While the markets may climb a wall of worry, you need not. While the future is uncertain, your financial success should not be. Let the lessons of Alex’s journey carry forward in ours:

  • Create a [financial] plan customized to your specific needs and goals;
  • Consider multiple potential paths and their probability of success;
  • Then design an investment strategy to achieve your goals with the highest likelihood of success; and
  • Stick with it.

Footnotes:
1 Hilsenrath, John. Wall Street Journal, After Record-Long Expansion, Here’s What Could Knock the Economy Off Course, June 3, 2019.

2 Ibid.

3 Board of Governors of the Federal Reserve System (US), Data from 4Q09-1Q19.

4 J.P. Morgan Asset Management, Guide to the Markets, May 31, 2019.

5 Yardeni Research, US Economic Indicators: Capital Spending in Real GDP, June 6, 2019.

6 Wall Street Journal, The Daily Shot, June 7, 2019.


The information contained in this report does not purport to be a complete description of the securities, markets, or developments referred to in this material. The information has been obtained from sources considered to be reliable, but we do not guarantee that the foregoing material is accurate or complete. Any opinions are those of Catherine Miller and Teri Benson and not necessarily those of Raymond James. Diversification and asset allocation do not ensure a profit or protect against a loss. Holding investments for the long term does not ensure a profitable outcome. Investing involves risk and you may incur a profit or loss regardless of strategy selected. No investment strategy can guarantee success.

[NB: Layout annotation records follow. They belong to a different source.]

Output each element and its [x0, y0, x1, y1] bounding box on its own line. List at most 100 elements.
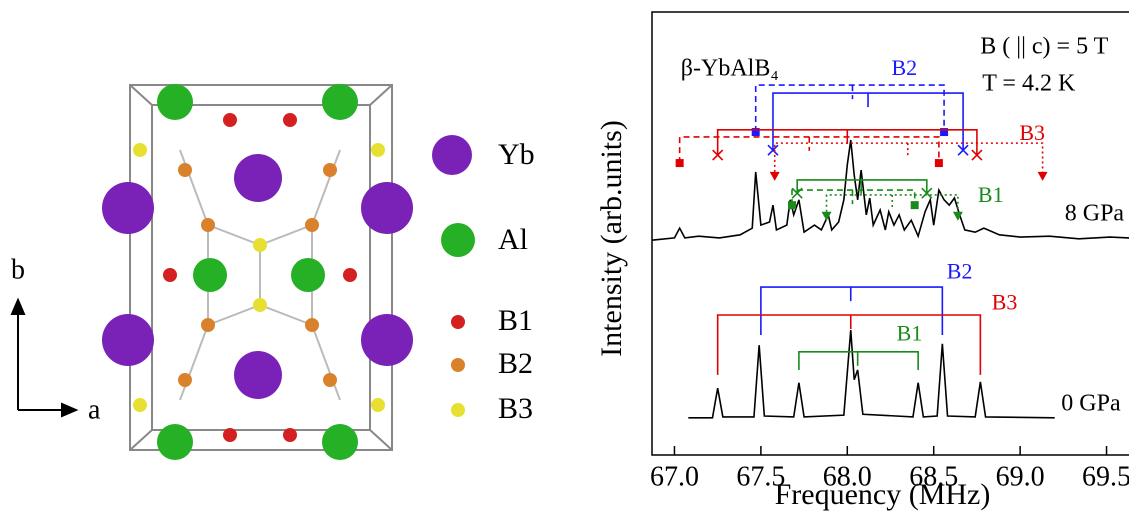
yb-atom [361, 314, 413, 366]
al-atom [157, 424, 193, 460]
al-atom [193, 258, 227, 292]
legend-label: Al [498, 223, 528, 256]
b3-atom [253, 238, 267, 252]
b1-atom [283, 428, 297, 442]
marker-triangle [769, 171, 780, 181]
marker-cross [767, 144, 779, 156]
site-label: B2 [947, 258, 973, 283]
x-tick-label: 68.5 [909, 461, 958, 492]
yb-atom [361, 182, 413, 234]
x-tick-label: 67.0 [650, 461, 699, 492]
marker-triangle [1037, 171, 1048, 181]
site-label: B3 [992, 289, 1018, 314]
b2-atom [201, 218, 215, 232]
al-atom [291, 258, 325, 292]
yb-atom [102, 182, 154, 234]
y-axis-title: Intensity (arb.units) [595, 120, 628, 357]
yb-atom [234, 351, 282, 399]
cell-inner [151, 104, 371, 431]
nmr-plot: 67.0 67.5 68.0 68.5 69.0 69.5 Frequency (MHz) I… [595, 11, 1129, 511]
legend-swatch [451, 358, 465, 372]
b2-atom [178, 373, 192, 387]
cell-edge [129, 429, 153, 451]
al-atom [322, 424, 358, 460]
marker-square [934, 159, 943, 168]
b2-atom [323, 163, 337, 177]
axis-label: a [88, 394, 101, 425]
marker-cross [921, 187, 933, 199]
x-axis-title: Frequency (MHz) [775, 478, 991, 511]
site-label: B2 [891, 55, 917, 80]
cell-edge [129, 84, 153, 106]
atoms [102, 84, 413, 460]
b1-atom [163, 268, 177, 282]
site-label: B3 [1019, 120, 1045, 145]
legend-label: B2 [498, 347, 533, 380]
unit-cell [129, 84, 393, 451]
marker-square [940, 128, 949, 137]
marker-triangle [821, 211, 832, 221]
spectrum-line [651, 139, 1129, 241]
b2-atom [201, 318, 215, 332]
al-atom [157, 84, 193, 120]
b3-atom [253, 298, 267, 312]
b1-atom [283, 113, 297, 127]
legend-label: B3 [498, 392, 533, 425]
bracket [798, 350, 919, 370]
annotation: 0 GPa [1061, 390, 1121, 416]
lattice-axes: b a [10, 254, 101, 425]
legend-label: Yb [498, 138, 535, 171]
marker-square [751, 128, 760, 137]
marker-square [787, 201, 796, 210]
annotation: T = 4.2 K [982, 71, 1076, 97]
b3-atom [133, 143, 147, 157]
annotation: 8 GPa [1065, 200, 1125, 226]
b2-atom [323, 373, 337, 387]
b3-atom [133, 398, 147, 412]
x-tick-label: 68.0 [823, 461, 872, 492]
legend-swatch [432, 135, 472, 175]
marker-cross [957, 144, 969, 156]
cell-outer [129, 84, 393, 451]
site-label: B1 [897, 320, 923, 345]
b2-atom [178, 163, 192, 177]
yb-atom [102, 314, 154, 366]
legend-swatch [441, 223, 475, 257]
marker-square [675, 159, 684, 168]
cell-edge [369, 429, 393, 451]
marker-cross [971, 149, 983, 161]
b2-atom [305, 218, 319, 232]
axis-label: b [11, 254, 25, 285]
cell-edge [369, 84, 393, 106]
legend-swatch [451, 315, 465, 329]
bracket [716, 314, 982, 375]
spectrum-line [688, 330, 1055, 419]
b1-atom [343, 268, 357, 282]
b1-atom [223, 428, 237, 442]
crystal-structure: Yb Al B1 B2 B3 b a [10, 84, 535, 460]
annotation: β-YbAlB₄ [681, 56, 779, 82]
arrowhead [10, 297, 26, 315]
bracket [754, 84, 945, 133]
marker-square [910, 201, 919, 210]
legend-label: B1 [498, 304, 533, 337]
bracket [760, 286, 944, 335]
b3-atom [371, 398, 385, 412]
x-tick-label: 69.5 [1082, 461, 1129, 492]
x-tick-label: 69.0 [996, 461, 1045, 492]
axis-frame [651, 11, 1129, 456]
marker-cross [712, 149, 724, 161]
arrowhead [61, 402, 79, 418]
bracket [796, 179, 928, 194]
bracket [773, 142, 1044, 172]
bracket [791, 189, 916, 206]
b2-atom [305, 318, 319, 332]
b3-atom [371, 143, 385, 157]
x-tick-label: 67.5 [736, 461, 785, 492]
b1-atom [223, 113, 237, 127]
annotation: B ( || c) = 5 T [980, 33, 1108, 59]
site-label: B1 [978, 182, 1004, 207]
legend-swatch [451, 403, 465, 417]
structure-legend: Yb Al B1 B2 B3 [432, 135, 535, 425]
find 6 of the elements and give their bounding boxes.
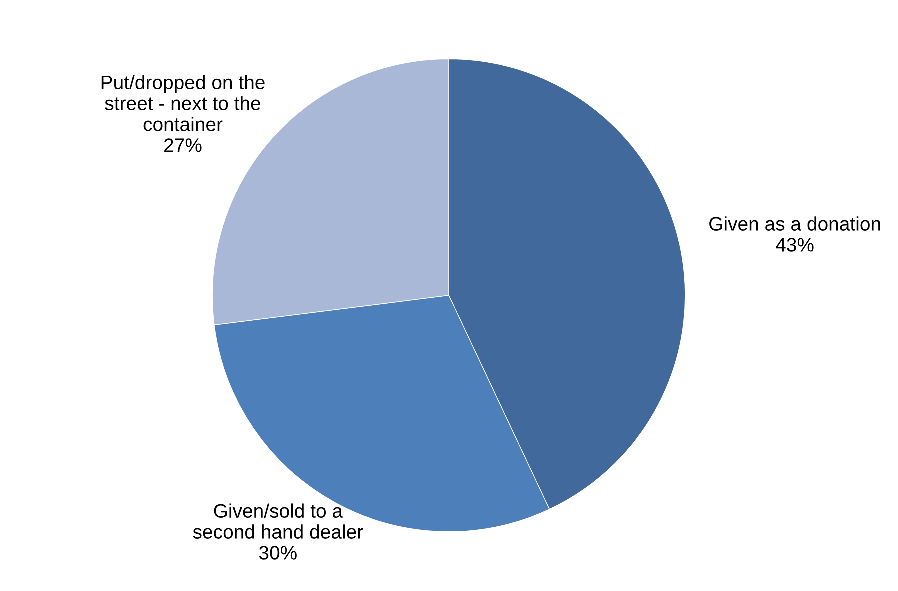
data-label: 43%: [776, 238, 814, 252]
slice-label: Put/dropped on the street - next to the container: [102, 75, 265, 132]
data-label: 27%: [164, 138, 202, 152]
slice-label: Given/sold to a second hand dealer: [193, 504, 364, 539]
data-label: 30%: [259, 546, 297, 560]
slice-label: Given as a donation: [710, 216, 880, 231]
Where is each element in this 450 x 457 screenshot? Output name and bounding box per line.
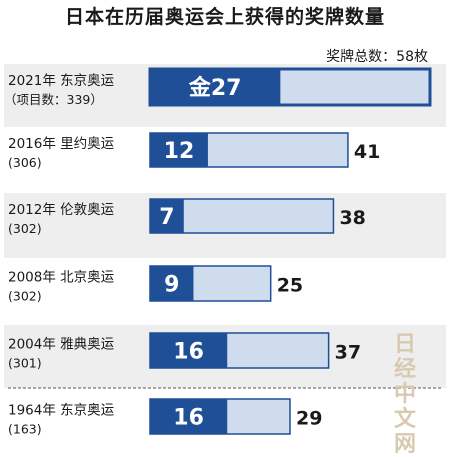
bar-gold-medals [150,199,184,233]
watermark-char: 日 [394,332,417,357]
bar-gold-medals [150,69,281,105]
total-value-label: 37 [335,342,361,364]
total-value-label: 29 [296,408,322,430]
gold-value-label: 16 [173,406,204,431]
total-value-label: 38 [339,207,365,229]
category-label: 2016年 里约奥运 [8,135,115,152]
bars: 金27 12 41 7 38 9 25 16 37 16 29 [148,67,432,435]
category-label: 2004年 雅典奥运 [8,336,115,353]
category-label: 1964年 东京奥运 [8,402,115,419]
watermark-char: 网 [394,432,417,457]
category-sublabel: (163) [8,422,42,437]
total-medals-label: 奖牌总数：58枚 [326,49,428,65]
watermark: 日 经 中 文 网 [394,332,417,457]
bar-gold-medals [150,133,208,167]
category-labels: 2021年 东京奥运 （项目数：339） 2016年 里约奥运 (306) 2012年 … [4,72,115,437]
total-value-label: 25 [277,275,303,297]
gold-value-label: 7 [159,205,174,230]
category-label: 2012年 伦敦奥运 [8,201,115,218]
total-value-label: 41 [354,141,380,163]
bar-gold-medals [150,266,194,301]
category-sublabel: (306) [8,155,42,170]
category-sublabel: (302) [8,289,42,304]
category-sublabel: （项目数：339） [4,92,103,107]
gold-value-label: 金27 [188,75,242,101]
gold-value-label: 16 [173,340,204,365]
gold-value-label: 12 [164,139,195,164]
page-title: 日本在历届奥运会上获得的奖牌数量 [64,6,385,28]
category-label: 2008年 北京奥运 [8,269,115,286]
bar-gold-medals [150,333,228,368]
category-sublabel: (301) [8,356,42,371]
gold-value-label: 9 [164,273,179,298]
category-label: 2021年 东京奥运 [8,72,115,89]
bar-gold-medals [150,399,228,434]
category-sublabel: (302) [8,221,42,236]
watermark-char: 中 [394,382,417,407]
watermark-char: 经 [394,357,417,382]
watermark-char: 文 [394,407,417,432]
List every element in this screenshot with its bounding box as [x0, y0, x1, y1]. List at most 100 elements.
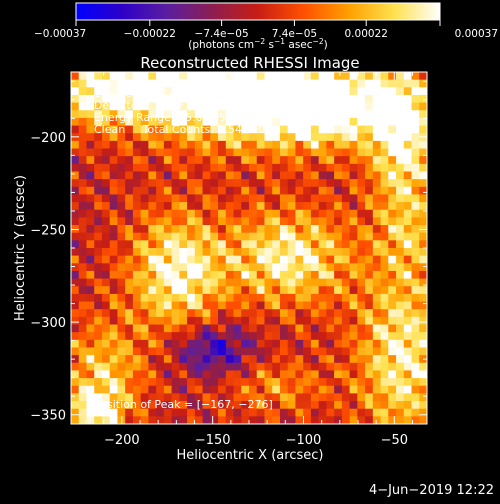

Past performance may not be indicative of future results. International investing involves special risks, including currency fluctuations, differing financial accounting standards, and possible political and economic volatility. Dividends are not guaranteed and must be authorized by the company’s board of directors. The S&P 500 is an unmanaged index of 500 widely held stocks that is generally considered representative of the U.S. stock market. Keep in mind that individuals cannot invest directly in any index, and index performance does not include transaction costs or other fees, which will affect actual investment performance. Individual investor's results will vary.